If there is no scenario that requires the operation to be between r1 and r2 , then you can declare that an operation never appears between r1 and r2 , and not violate the required semantics of the language. Using a single read operation will be equivalent to this statement.
Edit My answer is rejected, so I'm going to go into further details.
Here are some related questions:
Is a Java or JVM compiler required to collapse these read operations?
No. The expressions a and a used in the add expression are not constant expressions, so they are not required to be collapsed.
Does the JVM collapse these read operations?
To this I am not sure of the answer. javap -c program and using javap -c , it is easy to see that the Java compiler does not collapse these read operations. Unfortunately, proving that the JVM does not disrupt the operation (or even the processor itself) is not so simple.
Should the JVM collapse these read operations?
Probably no. Each optimization takes time to complete, so there is a balance between the time taken to analyze the code and the expected benefit. Some optimizations, such as eliminating array bounds checking or checking for null references, have proven to have extensive advantages for real-world applications. The only case where this particular optimization has the ability to improve performance is when two identical read operations appear sequentially.
In addition, as shown in the answer to this answer, along with other answers, this particular change may lead to an unexpected change in behavior for some applications that users may not want.
Edit 2: Regarding Raphael, the description of the claim is that there are two read operations that cannot be reordered. This expression is intended to emphasize the fact that caching a read operation in the following sequence may produce an incorrect result: a
a1 = read(a) b1 = read(b) a2 = read(a) result = op(a1, b1, a2)
Suppose initially a and b have a default value of 0. Then you only execute the first read(a) .

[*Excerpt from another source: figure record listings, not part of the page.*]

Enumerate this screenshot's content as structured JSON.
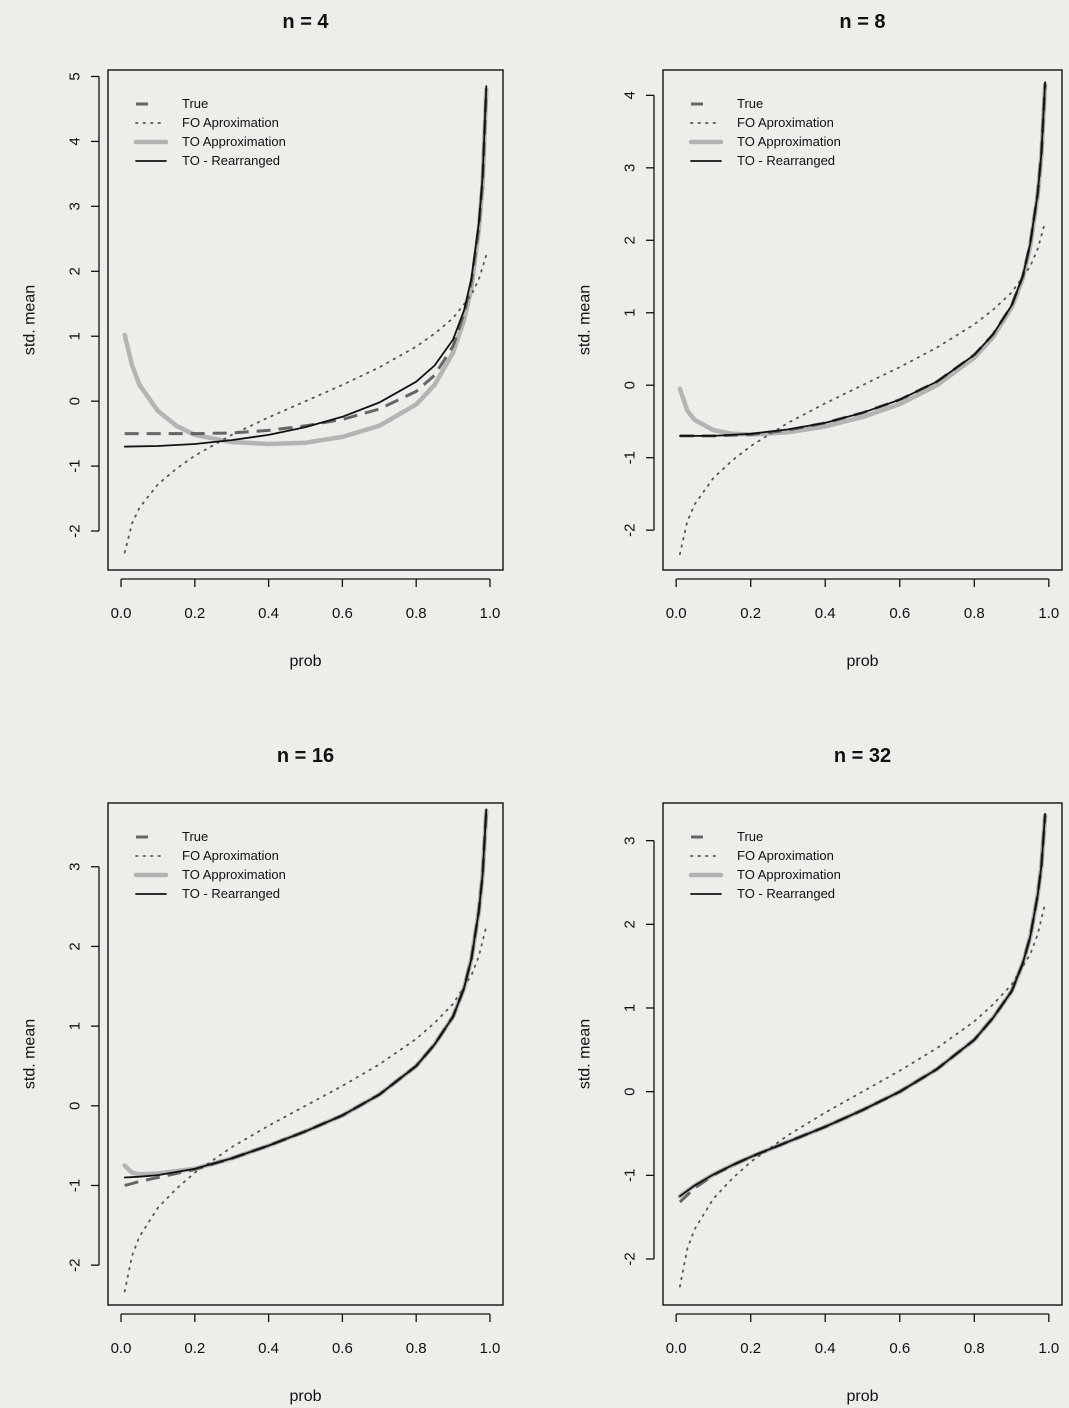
{
  "colors": {
    "background": "#ededea",
    "true": "#5e5e5e",
    "fo": "#555555",
    "to_approx": "#a9a9a9",
    "to_rearranged": "#111111"
  },
  "legend": {
    "entries": [
      "True",
      "FO Aproximation",
      "TO Approximation",
      "TO - Rearranged"
    ],
    "placement": "top-left"
  },
  "chart_data": [
    {
      "type": "line",
      "title": "n = 4",
      "xlabel": "prob",
      "ylabel": "std. mean",
      "xlim": [
        0,
        1
      ],
      "ylim": [
        -2.6,
        5.1
      ],
      "xticks": [
        0.0,
        0.2,
        0.4,
        0.6,
        0.8,
        1.0
      ],
      "xtick_labels": [
        "0.0",
        "0.2",
        "0.4",
        "0.6",
        "0.8",
        "1.0"
      ],
      "yticks": [
        -2,
        -1,
        0,
        1,
        2,
        3,
        4,
        5
      ],
      "ytick_labels": [
        "-2",
        "-1",
        "0",
        "1",
        "2",
        "3",
        "4",
        "5"
      ],
      "series": [
        {
          "name": "True",
          "x": [
            0.01,
            0.1,
            0.2,
            0.3,
            0.4,
            0.5,
            0.6,
            0.7,
            0.8,
            0.85,
            0.9,
            0.93,
            0.95,
            0.97,
            0.98,
            0.99
          ],
          "y": [
            -0.5,
            -0.5,
            -0.5,
            -0.49,
            -0.45,
            -0.38,
            -0.28,
            -0.12,
            0.15,
            0.4,
            0.85,
            1.35,
            1.85,
            2.7,
            3.4,
            4.8
          ]
        },
        {
          "name": "FO Aproximation",
          "x": [
            0.01,
            0.03,
            0.05,
            0.1,
            0.15,
            0.2,
            0.3,
            0.4,
            0.5,
            0.6,
            0.7,
            0.8,
            0.85,
            0.9,
            0.95,
            0.97,
            0.99
          ],
          "y": [
            -2.33,
            -1.88,
            -1.64,
            -1.28,
            -1.04,
            -0.84,
            -0.52,
            -0.25,
            0.0,
            0.25,
            0.52,
            0.84,
            1.04,
            1.28,
            1.64,
            1.88,
            2.25
          ]
        },
        {
          "name": "TO Approximation",
          "x": [
            0.01,
            0.03,
            0.05,
            0.1,
            0.15,
            0.2,
            0.3,
            0.4,
            0.5,
            0.6,
            0.7,
            0.8,
            0.85,
            0.9,
            0.93,
            0.95,
            0.97,
            0.98,
            0.99
          ],
          "y": [
            1.02,
            0.55,
            0.25,
            -0.15,
            -0.38,
            -0.52,
            -0.63,
            -0.66,
            -0.64,
            -0.55,
            -0.38,
            -0.05,
            0.25,
            0.75,
            1.25,
            1.75,
            2.65,
            3.35,
            4.8
          ]
        },
        {
          "name": "TO - Rearranged",
          "x": [
            0.01,
            0.1,
            0.2,
            0.3,
            0.4,
            0.5,
            0.6,
            0.7,
            0.8,
            0.85,
            0.9,
            0.93,
            0.95,
            0.97,
            0.98,
            0.99
          ],
          "y": [
            -0.7,
            -0.69,
            -0.66,
            -0.6,
            -0.52,
            -0.4,
            -0.24,
            -0.02,
            0.3,
            0.55,
            0.95,
            1.4,
            1.9,
            2.75,
            3.45,
            4.85
          ]
        }
      ]
    },
    {
      "type": "line",
      "title": "n = 8",
      "xlabel": "prob",
      "ylabel": "std. mean",
      "xlim": [
        0,
        1
      ],
      "ylim": [
        -2.55,
        4.35
      ],
      "xticks": [
        0.0,
        0.2,
        0.4,
        0.6,
        0.8,
        1.0
      ],
      "xtick_labels": [
        "0.0",
        "0.2",
        "0.4",
        "0.6",
        "0.8",
        "1.0"
      ],
      "yticks": [
        -2,
        -1,
        0,
        1,
        2,
        3,
        4
      ],
      "ytick_labels": [
        "-2",
        "-1",
        "0",
        "1",
        "2",
        "3",
        "4"
      ],
      "series": [
        {
          "name": "True",
          "x": [
            0.01,
            0.1,
            0.2,
            0.3,
            0.4,
            0.5,
            0.6,
            0.7,
            0.8,
            0.85,
            0.9,
            0.93,
            0.95,
            0.97,
            0.98,
            0.99
          ],
          "y": [
            -0.7,
            -0.7,
            -0.68,
            -0.62,
            -0.52,
            -0.38,
            -0.2,
            0.05,
            0.42,
            0.7,
            1.1,
            1.5,
            1.95,
            2.65,
            3.2,
            4.15
          ]
        },
        {
          "name": "FO Aproximation",
          "x": [
            0.01,
            0.03,
            0.05,
            0.1,
            0.15,
            0.2,
            0.3,
            0.4,
            0.5,
            0.6,
            0.7,
            0.8,
            0.85,
            0.9,
            0.95,
            0.97,
            0.99
          ],
          "y": [
            -2.33,
            -1.88,
            -1.64,
            -1.28,
            -1.04,
            -0.84,
            -0.52,
            -0.25,
            0.0,
            0.25,
            0.52,
            0.84,
            1.04,
            1.28,
            1.64,
            1.88,
            2.25
          ]
        },
        {
          "name": "TO Approximation",
          "x": [
            0.01,
            0.03,
            0.05,
            0.1,
            0.15,
            0.2,
            0.3,
            0.4,
            0.5,
            0.6,
            0.7,
            0.8,
            0.85,
            0.9,
            0.93,
            0.95,
            0.97,
            0.98,
            0.99
          ],
          "y": [
            -0.05,
            -0.35,
            -0.48,
            -0.62,
            -0.67,
            -0.68,
            -0.65,
            -0.57,
            -0.44,
            -0.26,
            0.0,
            0.38,
            0.66,
            1.07,
            1.47,
            1.92,
            2.62,
            3.17,
            4.15
          ]
        },
        {
          "name": "TO - Rearranged",
          "x": [
            0.01,
            0.1,
            0.2,
            0.3,
            0.4,
            0.5,
            0.6,
            0.7,
            0.8,
            0.85,
            0.9,
            0.93,
            0.95,
            0.97,
            0.98,
            0.99
          ],
          "y": [
            -0.7,
            -0.7,
            -0.67,
            -0.61,
            -0.52,
            -0.38,
            -0.2,
            0.05,
            0.42,
            0.7,
            1.1,
            1.5,
            1.95,
            2.65,
            3.2,
            4.18
          ]
        }
      ]
    },
    {
      "type": "line",
      "title": "n = 16",
      "xlabel": "prob",
      "ylabel": "std. mean",
      "xlim": [
        0,
        1
      ],
      "ylim": [
        -2.5,
        3.8
      ],
      "xticks": [
        0.0,
        0.2,
        0.4,
        0.6,
        0.8,
        1.0
      ],
      "xtick_labels": [
        "0.0",
        "0.2",
        "0.4",
        "0.6",
        "0.8",
        "1.0"
      ],
      "yticks": [
        -2,
        -1,
        0,
        1,
        2,
        3
      ],
      "ytick_labels": [
        "-2",
        "-1",
        "0",
        "1",
        "2",
        "3"
      ],
      "series": [
        {
          "name": "True",
          "x": [
            0.01,
            0.05,
            0.1,
            0.2,
            0.3,
            0.4,
            0.5,
            0.6,
            0.7,
            0.8,
            0.85,
            0.9,
            0.93,
            0.95,
            0.97,
            0.98,
            0.99
          ],
          "y": [
            -1.0,
            -0.95,
            -0.9,
            -0.8,
            -0.66,
            -0.5,
            -0.32,
            -0.12,
            0.14,
            0.5,
            0.77,
            1.12,
            1.48,
            1.85,
            2.45,
            2.9,
            3.7
          ]
        },
        {
          "name": "FO Aproximation",
          "x": [
            0.01,
            0.03,
            0.05,
            0.1,
            0.15,
            0.2,
            0.3,
            0.4,
            0.5,
            0.6,
            0.7,
            0.8,
            0.85,
            0.9,
            0.95,
            0.97,
            0.99
          ],
          "y": [
            -2.33,
            -1.88,
            -1.64,
            -1.28,
            -1.04,
            -0.84,
            -0.52,
            -0.25,
            0.0,
            0.25,
            0.52,
            0.84,
            1.04,
            1.28,
            1.64,
            1.88,
            2.25
          ]
        },
        {
          "name": "TO Approximation",
          "x": [
            0.01,
            0.03,
            0.05,
            0.1,
            0.2,
            0.3,
            0.4,
            0.5,
            0.6,
            0.7,
            0.8,
            0.85,
            0.9,
            0.93,
            0.95,
            0.97,
            0.98,
            0.99
          ],
          "y": [
            -0.75,
            -0.84,
            -0.86,
            -0.85,
            -0.79,
            -0.66,
            -0.5,
            -0.32,
            -0.12,
            0.14,
            0.5,
            0.77,
            1.12,
            1.48,
            1.85,
            2.45,
            2.9,
            3.7
          ]
        },
        {
          "name": "TO - Rearranged",
          "x": [
            0.01,
            0.05,
            0.1,
            0.2,
            0.3,
            0.4,
            0.5,
            0.6,
            0.7,
            0.8,
            0.85,
            0.9,
            0.93,
            0.95,
            0.97,
            0.98,
            0.99
          ],
          "y": [
            -0.9,
            -0.89,
            -0.87,
            -0.79,
            -0.66,
            -0.5,
            -0.32,
            -0.12,
            0.14,
            0.5,
            0.77,
            1.12,
            1.48,
            1.85,
            2.45,
            2.9,
            3.72
          ]
        }
      ]
    },
    {
      "type": "line",
      "title": "n = 32",
      "xlabel": "prob",
      "ylabel": "std. mean",
      "xlim": [
        0,
        1
      ],
      "ylim": [
        -2.55,
        3.45
      ],
      "xticks": [
        0.0,
        0.2,
        0.4,
        0.6,
        0.8,
        1.0
      ],
      "xtick_labels": [
        "0.0",
        "0.2",
        "0.4",
        "0.6",
        "0.8",
        "1.0"
      ],
      "yticks": [
        -2,
        -1,
        0,
        1,
        2,
        3
      ],
      "ytick_labels": [
        "-2",
        "-1",
        "0",
        "1",
        "2",
        "3"
      ],
      "series": [
        {
          "name": "True",
          "x": [
            0.01,
            0.05,
            0.1,
            0.15,
            0.2,
            0.3,
            0.4,
            0.5,
            0.6,
            0.7,
            0.8,
            0.85,
            0.9,
            0.93,
            0.95,
            0.97,
            0.98,
            0.99
          ],
          "y": [
            -1.32,
            -1.15,
            -1.0,
            -0.88,
            -0.78,
            -0.6,
            -0.42,
            -0.22,
            0.0,
            0.27,
            0.62,
            0.88,
            1.2,
            1.53,
            1.85,
            2.35,
            2.7,
            3.3
          ]
        },
        {
          "name": "FO Aproximation",
          "x": [
            0.01,
            0.03,
            0.05,
            0.1,
            0.15,
            0.2,
            0.3,
            0.4,
            0.5,
            0.6,
            0.7,
            0.8,
            0.85,
            0.9,
            0.95,
            0.97,
            0.99
          ],
          "y": [
            -2.33,
            -1.88,
            -1.64,
            -1.28,
            -1.04,
            -0.84,
            -0.52,
            -0.25,
            0.0,
            0.25,
            0.52,
            0.84,
            1.04,
            1.28,
            1.64,
            1.88,
            2.25
          ]
        },
        {
          "name": "TO Approximation",
          "x": [
            0.01,
            0.05,
            0.1,
            0.15,
            0.2,
            0.3,
            0.4,
            0.5,
            0.6,
            0.7,
            0.8,
            0.85,
            0.9,
            0.93,
            0.95,
            0.97,
            0.98,
            0.99
          ],
          "y": [
            -1.25,
            -1.12,
            -0.99,
            -0.88,
            -0.78,
            -0.6,
            -0.42,
            -0.22,
            0.0,
            0.27,
            0.62,
            0.88,
            1.2,
            1.53,
            1.85,
            2.35,
            2.7,
            3.3
          ]
        },
        {
          "name": "TO - Rearranged",
          "x": [
            0.01,
            0.05,
            0.1,
            0.15,
            0.2,
            0.3,
            0.4,
            0.5,
            0.6,
            0.7,
            0.8,
            0.85,
            0.9,
            0.93,
            0.95,
            0.97,
            0.98,
            0.99
          ],
          "y": [
            -1.25,
            -1.12,
            -0.99,
            -0.88,
            -0.78,
            -0.6,
            -0.42,
            -0.22,
            0.0,
            0.27,
            0.62,
            0.88,
            1.2,
            1.53,
            1.85,
            2.35,
            2.7,
            3.32
          ]
        }
      ]
    }
  ]
}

Now suppose another thread executes the following sequence:
a = 1 b = 1
Finally, suppose the first thread executes the read(b) . If you were to cache the initially read value of a , you would receive the following call:
op(0, 1, 0)
It is not right. Since the updated value of a was saved before writing to b , it is impossible to read the value of b1 = 1 and then read the value of a2 = 0 . Without caching, the correct sequence of events leads to the next call.
op(0, 1, 1)
However, if you ask the question “Is there a way to enable read caching of a ?”, The answer is yes. If you can perform all three read operations in the first sequence of threads as an elementary element, then value caching is allowed. Although synchronization between several variables is difficult and rarely gives an advantage in opportunistic optimization, it is possible that an exception will arise. For example, suppose and a b are every 4 bytes, and they appear in memory sequentially with aligned 8 bytes. a 64-bit process can implement the read(a) read(b) sequence as an atomic 64-bit load operation that will cache the value of a (effectively treating all three read operations as an atomic operation, and not just the first two).